2026-04-19 · 1 min read
JSON vs YAML for configuration
YAML is readable for humans; JSON is ubiquitous for machines—choose with your toolchain in mind.
JSON is strict, widely supported in APIs, and easy to machine-generate—great for interoperability.
YAML adds readability and comments but has more edge cases—great for human-maintained configs when parsers align.
How to read this comparison
Both can represent the same data model; differences are ergonomics, comments, and failure modes.

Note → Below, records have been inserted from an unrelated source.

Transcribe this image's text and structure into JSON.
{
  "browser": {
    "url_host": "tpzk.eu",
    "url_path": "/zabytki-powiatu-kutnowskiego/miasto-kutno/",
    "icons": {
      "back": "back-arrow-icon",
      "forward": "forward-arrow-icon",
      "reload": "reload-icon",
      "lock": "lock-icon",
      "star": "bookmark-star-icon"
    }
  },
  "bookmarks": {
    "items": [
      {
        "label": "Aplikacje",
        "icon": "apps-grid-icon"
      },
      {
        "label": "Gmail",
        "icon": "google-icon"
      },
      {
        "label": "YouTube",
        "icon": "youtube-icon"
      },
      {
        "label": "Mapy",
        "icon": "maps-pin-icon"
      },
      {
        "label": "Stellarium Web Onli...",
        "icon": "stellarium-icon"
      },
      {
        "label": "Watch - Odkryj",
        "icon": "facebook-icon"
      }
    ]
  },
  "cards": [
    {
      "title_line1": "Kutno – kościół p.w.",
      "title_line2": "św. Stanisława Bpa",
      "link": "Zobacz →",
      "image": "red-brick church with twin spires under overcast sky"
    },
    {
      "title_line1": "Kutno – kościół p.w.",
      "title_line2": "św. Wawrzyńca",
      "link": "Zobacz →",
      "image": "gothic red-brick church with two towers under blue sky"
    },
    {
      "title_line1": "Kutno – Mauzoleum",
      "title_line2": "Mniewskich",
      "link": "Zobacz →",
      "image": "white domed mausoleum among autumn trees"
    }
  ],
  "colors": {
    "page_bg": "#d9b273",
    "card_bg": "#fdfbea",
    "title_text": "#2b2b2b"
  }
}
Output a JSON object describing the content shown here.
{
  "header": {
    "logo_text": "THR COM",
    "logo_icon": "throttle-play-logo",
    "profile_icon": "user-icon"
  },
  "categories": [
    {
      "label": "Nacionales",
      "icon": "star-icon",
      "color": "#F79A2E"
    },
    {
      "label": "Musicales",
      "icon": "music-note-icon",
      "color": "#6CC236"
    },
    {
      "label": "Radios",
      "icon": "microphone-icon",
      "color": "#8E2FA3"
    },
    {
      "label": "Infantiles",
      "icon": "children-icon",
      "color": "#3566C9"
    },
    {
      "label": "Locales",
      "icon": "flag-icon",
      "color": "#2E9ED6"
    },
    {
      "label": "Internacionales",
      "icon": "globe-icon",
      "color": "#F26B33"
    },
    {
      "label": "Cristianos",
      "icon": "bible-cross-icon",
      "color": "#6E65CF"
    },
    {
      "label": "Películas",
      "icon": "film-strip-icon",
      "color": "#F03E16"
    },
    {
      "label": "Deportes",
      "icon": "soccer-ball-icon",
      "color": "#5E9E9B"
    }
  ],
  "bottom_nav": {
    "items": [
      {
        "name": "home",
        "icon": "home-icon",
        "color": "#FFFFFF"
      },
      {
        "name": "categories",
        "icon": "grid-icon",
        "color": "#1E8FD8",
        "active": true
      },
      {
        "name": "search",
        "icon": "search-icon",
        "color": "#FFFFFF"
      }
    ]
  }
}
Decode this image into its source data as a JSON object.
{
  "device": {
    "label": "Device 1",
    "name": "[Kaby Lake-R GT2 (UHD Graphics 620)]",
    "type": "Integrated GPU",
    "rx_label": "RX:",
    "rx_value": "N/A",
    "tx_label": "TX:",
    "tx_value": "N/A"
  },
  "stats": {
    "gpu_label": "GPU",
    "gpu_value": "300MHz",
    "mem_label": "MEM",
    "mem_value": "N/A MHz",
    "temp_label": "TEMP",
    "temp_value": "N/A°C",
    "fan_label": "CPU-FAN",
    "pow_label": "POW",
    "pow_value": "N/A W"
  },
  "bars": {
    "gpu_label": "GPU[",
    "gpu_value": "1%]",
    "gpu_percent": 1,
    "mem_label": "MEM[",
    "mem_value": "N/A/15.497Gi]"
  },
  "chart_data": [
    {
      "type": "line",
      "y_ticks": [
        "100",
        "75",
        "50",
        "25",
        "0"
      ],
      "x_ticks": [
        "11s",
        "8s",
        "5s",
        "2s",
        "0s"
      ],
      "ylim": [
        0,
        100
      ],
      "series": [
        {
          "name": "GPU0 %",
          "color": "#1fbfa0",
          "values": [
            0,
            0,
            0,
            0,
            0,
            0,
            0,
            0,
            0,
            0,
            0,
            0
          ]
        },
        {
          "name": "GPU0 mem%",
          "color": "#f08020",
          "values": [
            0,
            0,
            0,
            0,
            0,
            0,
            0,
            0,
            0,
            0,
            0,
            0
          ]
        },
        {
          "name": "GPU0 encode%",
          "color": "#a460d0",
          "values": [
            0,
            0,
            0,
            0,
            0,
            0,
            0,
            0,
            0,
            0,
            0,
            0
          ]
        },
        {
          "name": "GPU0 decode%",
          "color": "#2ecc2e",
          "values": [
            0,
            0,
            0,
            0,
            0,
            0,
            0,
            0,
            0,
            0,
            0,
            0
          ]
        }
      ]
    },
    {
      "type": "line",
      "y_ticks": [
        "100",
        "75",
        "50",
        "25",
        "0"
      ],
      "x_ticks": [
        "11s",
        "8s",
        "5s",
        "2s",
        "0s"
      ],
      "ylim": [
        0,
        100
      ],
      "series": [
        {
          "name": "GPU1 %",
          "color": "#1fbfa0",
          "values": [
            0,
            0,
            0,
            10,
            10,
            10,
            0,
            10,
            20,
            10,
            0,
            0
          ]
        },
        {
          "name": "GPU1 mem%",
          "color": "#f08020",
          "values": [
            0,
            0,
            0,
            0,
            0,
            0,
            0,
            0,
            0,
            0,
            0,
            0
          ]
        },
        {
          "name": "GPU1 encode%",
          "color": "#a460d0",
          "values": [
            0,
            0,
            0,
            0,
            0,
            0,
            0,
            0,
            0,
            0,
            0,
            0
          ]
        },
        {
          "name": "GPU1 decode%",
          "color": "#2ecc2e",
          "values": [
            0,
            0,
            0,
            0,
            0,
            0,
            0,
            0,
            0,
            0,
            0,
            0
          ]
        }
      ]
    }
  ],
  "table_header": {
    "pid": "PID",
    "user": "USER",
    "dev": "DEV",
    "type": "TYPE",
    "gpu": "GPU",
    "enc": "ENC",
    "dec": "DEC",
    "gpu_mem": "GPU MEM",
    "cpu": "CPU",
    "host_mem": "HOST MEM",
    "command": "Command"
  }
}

| Approach | Data handling | Typical speed | Best for |
|---|---|---|---|
| JSON config | Text-first, easy to validate and diff in many pipelines | Fast to parse; errors are often precise | API payloads, build artifacts, strict schemas |
| YAML config | Text-first; watch for surprising typing (yes/no, octals) across parsers | Parsing cost slightly higher; still fine for small files | Kubernetes manifests, human-edited service configs with comments |
Takeaways
- If your ecosystem already standardizes on YAML (for example Kubernetes), follow it—do not fight the platform.
- If you need maximum portability across languages, JSON is the safer default; convert at the edge with YAML ⇄ JSON when needed.
FAQ
How should I choose in JSON vs YAML for configuration?
If your ecosystem already standardizes on YAML (for example Kubernetes), follow it—do not fight the platform.
When should I open YAML ⇄ JSON?
Open YAML ⇄ JSON when this comparison points to that workflow and you are ready to run the next step.
What is easy to miss in this comparison?
Check the data boundary, input format, and failure path before choosing. Both can represent the same data model; differences are ergonomics, comments, and failure modes.